TransUnion Credit Freeze, P.O. Box 160, Chester, PA 19094 

Updates on Restoring RIBridges Forthcoming  

We will provide updates as the State continues to address the situation. At this time, the State and Deloitte are focused on addressing the threat.   

Information about Customer Accounts and Applying for Benefits

We understand this is an alarming situation for our customers. Current customers will not be able to log into their account through the portal or the mobile app while the system is offline. Updates will be made available on this webpage. 

Rhode Islanders seeking to apply for benefits can still submit a paper application. The application and instructions can be found online under “Apply by Mail” at https://dhs.ri.gov/apply-now   

Details about the Threat 

On December 5, the State was informed by its vendor, Deloitte, that the RIBridges data system was the target of a potential cyberattack. At that time, it was unclear if any sensitive information was breached. At that time, appropriate federal law enforcement and agencies were notified, as well as the Rhode Island State Police.  
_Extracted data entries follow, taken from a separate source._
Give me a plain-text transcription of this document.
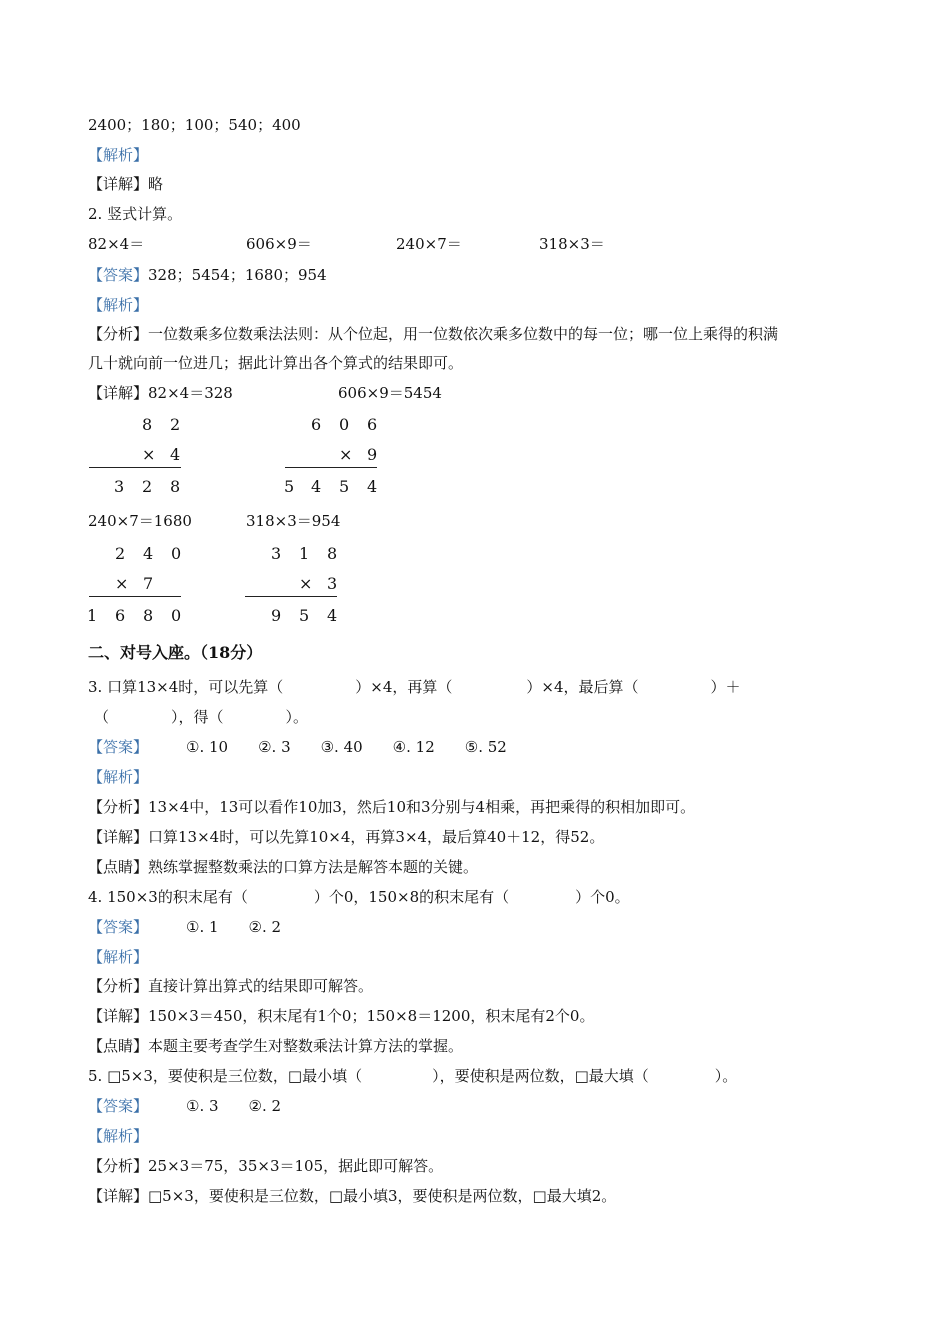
2400；180；100；540；400
【解析】
【详解】略
2. 竖式计算。
82×4＝	606×9＝	240×7＝	318×3＝
【答案】328；5454；1680；954
【解析】
【分析】一位数乘多位数乘法法则：从个位起，用一位数依次乘多位数中的每一位；哪一位上乘得的积满
几十就向前一位进几；据此计算出各个算式的结果即可。
【详解】82×4＝328	606×9＝5454
8 2
× 4
3 2 8
6 0 6
× 9
5 4 5 4
240×7＝1680	318×3＝954
2 4 0
× 7
1 6 8 0
3 1 8
× 3
9 5 4
二、对号入座。（18分）
3. 口算13×4时，可以先算（	）×4，再算（	）×4，最后算（	）＋
（	），得（	）。
【答案】	①. 10　　②. 3　　③. 40　　④. 12　　⑤. 52
【解析】
【分析】13×4中，13可以看作10加3，然后10和3分别与4相乘，再把乘得的积相加即可。
【详解】口算13×4时，可以先算10×4，再算3×4，最后算40＋12，得52。
【点睛】熟练掌握整数乘法的口算方法是解答本题的关键。
4. 150×3的积末尾有（	）个0，150×8的积末尾有（	）个0。
【答案】	①. 1　　②. 2
【解析】
【分析】直接计算出算式的结果即可解答。
【详解】150×3＝450，积末尾有1个0；150×8＝1200，积末尾有2个0。
【点睛】本题主要考查学生对整数乘法计算方法的掌握。
5. □5×3，要使积是三位数，□最小填（	），要使积是两位数，□最大填（	）。
【答案】	①. 3　　②. 2
【解析】
【分析】25×3＝75，35×3＝105，据此即可解答。
【详解】□5×3，要使积是三位数，□最小填3，要使积是两位数，□最大填2。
After consultation with our state IT department, Deloitte immediately implemented additional security measures and started to assess the threat. It was important, for security reasons, to keep this knowledge internal until we could secure the RIBridges system. At the same time, our team began an investigation into what data may have been compromised, and how a possible attack was able to occur.    

On December 10, the State received confirmation from Deloitte that there had been a breach of the RIBridges system based on a screenshot of file folders sent by the hacker to Deloitte. On December 11, Deloitte confirmed that there is a high probability that the implicated folders contain personally identifiable information from RIBridges. On December 13, Deloitte confirmed there was malicious code present in the system, and the State directed Deloitte to shut RIBridges down to remediate the threat.  State police and federal law enforcement are involved in an advisory capacity and no further leads have been provided.